I tested this with your other change and the tests ran successfully. Some of the test code does use single quotes on Windows and double quotes on Linux, though, so it may be worth checking for both regardless of platform.

This revision is now accepted and ready to land.Nov 28 2018, 1:48 PM
rnk added inline comments.Nov 28 2018, 3:57 PM
llvm/utils/lit/lit/llvm/subst.py
134–139

This is in LLVM, so let's just assume we're dealing with the lit internal shell or bash. In that case, we can use ' everywhere and the escaping is easy:

return "\'" + x.replace(r"'", r"'\''") + "\'"

Then you don't need a big comment explaining why we only care about spaces etc.

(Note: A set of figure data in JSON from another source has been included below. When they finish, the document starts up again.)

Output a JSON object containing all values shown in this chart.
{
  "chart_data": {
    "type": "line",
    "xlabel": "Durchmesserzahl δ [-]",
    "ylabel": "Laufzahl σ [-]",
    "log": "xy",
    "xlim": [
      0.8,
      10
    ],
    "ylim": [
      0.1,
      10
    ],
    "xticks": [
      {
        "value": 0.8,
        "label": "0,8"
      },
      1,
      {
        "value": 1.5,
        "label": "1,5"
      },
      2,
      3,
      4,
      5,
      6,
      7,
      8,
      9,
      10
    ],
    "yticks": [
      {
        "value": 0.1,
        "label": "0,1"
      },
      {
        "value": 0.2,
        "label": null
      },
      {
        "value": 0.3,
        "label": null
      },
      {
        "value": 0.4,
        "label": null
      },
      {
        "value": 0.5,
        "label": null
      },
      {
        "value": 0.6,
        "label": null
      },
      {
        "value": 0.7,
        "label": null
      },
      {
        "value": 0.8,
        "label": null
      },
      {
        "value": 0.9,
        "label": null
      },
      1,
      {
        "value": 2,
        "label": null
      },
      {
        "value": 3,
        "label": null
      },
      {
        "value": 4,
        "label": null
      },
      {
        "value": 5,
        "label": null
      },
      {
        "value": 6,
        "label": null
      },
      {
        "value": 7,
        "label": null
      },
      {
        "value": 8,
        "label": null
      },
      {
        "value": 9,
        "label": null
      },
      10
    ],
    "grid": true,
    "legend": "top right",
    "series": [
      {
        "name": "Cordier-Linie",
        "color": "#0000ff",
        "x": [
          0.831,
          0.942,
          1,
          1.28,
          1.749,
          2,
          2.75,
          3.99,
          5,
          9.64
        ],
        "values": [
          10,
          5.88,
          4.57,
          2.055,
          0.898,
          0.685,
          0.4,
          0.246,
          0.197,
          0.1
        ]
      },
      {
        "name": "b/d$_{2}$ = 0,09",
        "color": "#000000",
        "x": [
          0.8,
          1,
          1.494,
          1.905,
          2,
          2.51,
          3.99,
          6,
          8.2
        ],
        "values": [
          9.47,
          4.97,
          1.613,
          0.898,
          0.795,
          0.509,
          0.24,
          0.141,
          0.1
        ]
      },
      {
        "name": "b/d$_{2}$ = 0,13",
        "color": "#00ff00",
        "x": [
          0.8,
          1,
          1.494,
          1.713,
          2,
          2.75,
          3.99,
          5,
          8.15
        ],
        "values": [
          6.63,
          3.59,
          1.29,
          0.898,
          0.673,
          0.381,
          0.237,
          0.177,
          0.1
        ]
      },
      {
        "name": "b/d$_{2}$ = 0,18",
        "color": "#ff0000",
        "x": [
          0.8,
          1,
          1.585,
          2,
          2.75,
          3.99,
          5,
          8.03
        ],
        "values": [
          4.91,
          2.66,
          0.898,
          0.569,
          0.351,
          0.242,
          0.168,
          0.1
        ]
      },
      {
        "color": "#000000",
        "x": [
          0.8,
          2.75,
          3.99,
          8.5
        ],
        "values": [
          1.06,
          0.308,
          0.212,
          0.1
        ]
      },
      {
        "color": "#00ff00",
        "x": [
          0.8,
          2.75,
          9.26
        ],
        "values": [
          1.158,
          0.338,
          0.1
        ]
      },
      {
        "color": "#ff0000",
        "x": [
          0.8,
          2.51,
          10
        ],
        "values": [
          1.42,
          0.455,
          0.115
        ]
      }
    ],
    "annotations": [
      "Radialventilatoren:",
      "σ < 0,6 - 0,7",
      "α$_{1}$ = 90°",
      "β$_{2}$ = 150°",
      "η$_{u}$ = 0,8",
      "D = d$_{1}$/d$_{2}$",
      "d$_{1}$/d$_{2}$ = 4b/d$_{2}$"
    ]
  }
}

zturner abandoned this revision.EditedNov 29 2018, 11:41 AM

So unfortunately I think this isn't going to work, and I don't think there's a good way to fix it. This is just one example, but it illustrates the general problem that comes up in several other places as well.

Somewhere, for clang, we have this:

ToolSubst('%clang_analyze_cc1', command='%clang_cc1', extra_args=['-analyze', '%analyze']+additional_flags),
ToolSubst('%clang_cc1', command=self.config.clang, extra_args=['-cc1', '-internal-isystem', builtin_include_dir, '-nostdsysteminc']+additional_flags),

The order here matters. Since we apply substitutions in forward list order, if we see %clang_analyze_cc1 in a test file, we apply the first substitution, and since now everything is quoted, it is replaced with this:

'%clang_cc1' '-analyze' '%analyze`

Now we apply substitutions again, and we end up with this:

''path/to/clang' '-cc1' '-internal-system' 'some/dir' '-nostdsysteminc''

So now this entire string is quoted twice. By the time it goes to actually run the line, you have something like this:

"d:\src\llvmbuild\cl\debug\x64\bin\clang.EXE -cc1 -internal-isystem d:\src\llvmbuild\cl\debug\x64\lib\clang\8.0.0\include -nostdsysteminc" "-analyze" "-analyzer-constraints=range" "-triple" "x86_64-unknown-linux-gnu" "-analyzer-checker=core" "-verify" "D:\src\llvm-mono\clang\test\Analysis\z3\apsint.c"

Note here that d:\src\llvmbuild\cl\debug\x64\bin\clang.EXE -cc1 -internal-isystem d:\src\llvmbuild\cl\debug\x64\lib\clang\8.0.0\include -nostdsysteminc will be treated as a single executable name, which obviously is incorrect.

I don't really think there's a good way to handle this. We could do something like force the user to write:

ToolSubst('%clang_analyze_cc1', command=NestedSubstitution('%clang_cc1'), extra_args=['-analyze', NestedSubstitution('%analyze')]+additional_flags)

but that seems to just be adding more complexity. So I'll probably just fix this at the call site.